Enhancing cyber-physical system security: a hybrid post-quantum cryptography and deep learning framework for resilience against quantum cyber threats
摘要
Quantum computing threatens cryptographic techniques in cyber-physical systems (CPS), especially in vital infrastructures like smart grids, hospitals, and industrial automation. This study integrates post-quantum cryptography (PQC) with deep learning-based intrusion detection to strengthen CPS resilience against conventional and quantum cyber attacks. Graph Convolutional Network (GCN) and Variational Autoencoder (VAE) models for real-time anomaly detection are used in the hybrid framework, together with quantum-resistant lattice-based (Kyber), code-based (McEliece), and hash-based (SPHINCS+) cryptographic techniques. The system learns to adapt to changing assault patterns while preserving computational efficiency in resource-constrained contexts.
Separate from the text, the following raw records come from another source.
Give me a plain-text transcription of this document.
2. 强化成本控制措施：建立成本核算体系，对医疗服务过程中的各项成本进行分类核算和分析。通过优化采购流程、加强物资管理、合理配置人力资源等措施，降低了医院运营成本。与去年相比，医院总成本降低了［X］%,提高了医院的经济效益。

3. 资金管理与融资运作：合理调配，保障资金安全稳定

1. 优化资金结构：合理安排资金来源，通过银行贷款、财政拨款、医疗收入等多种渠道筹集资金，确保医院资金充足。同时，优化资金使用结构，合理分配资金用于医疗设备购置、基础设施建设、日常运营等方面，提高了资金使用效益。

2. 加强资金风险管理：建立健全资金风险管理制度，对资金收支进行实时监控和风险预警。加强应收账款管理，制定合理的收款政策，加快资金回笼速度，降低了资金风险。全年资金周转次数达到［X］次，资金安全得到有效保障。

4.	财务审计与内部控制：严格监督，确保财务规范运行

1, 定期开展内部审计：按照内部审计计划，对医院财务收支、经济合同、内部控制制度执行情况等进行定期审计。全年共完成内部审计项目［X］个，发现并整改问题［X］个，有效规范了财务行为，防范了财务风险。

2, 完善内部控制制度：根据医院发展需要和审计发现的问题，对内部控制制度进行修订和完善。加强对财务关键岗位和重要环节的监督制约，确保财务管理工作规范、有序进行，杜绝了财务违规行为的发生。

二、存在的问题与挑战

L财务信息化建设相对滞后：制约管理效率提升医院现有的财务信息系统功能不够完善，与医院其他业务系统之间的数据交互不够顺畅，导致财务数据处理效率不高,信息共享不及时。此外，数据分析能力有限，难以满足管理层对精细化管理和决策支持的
Based on KDD Cup 1999 and UNSW-NB15 datasets, the framework achieves 99.7% reconstruction accuracy, 96% precision, 94% recall, and a 95% F1-score with 18.7 ms latency and 2.4 mJ energy usage. Instead of treating cryptography and intrusion detection separately, the hybrid PQC–DL model provides an integrated, quantum-resilient, and adaptive security architecture to guard against quantum cyber attacks.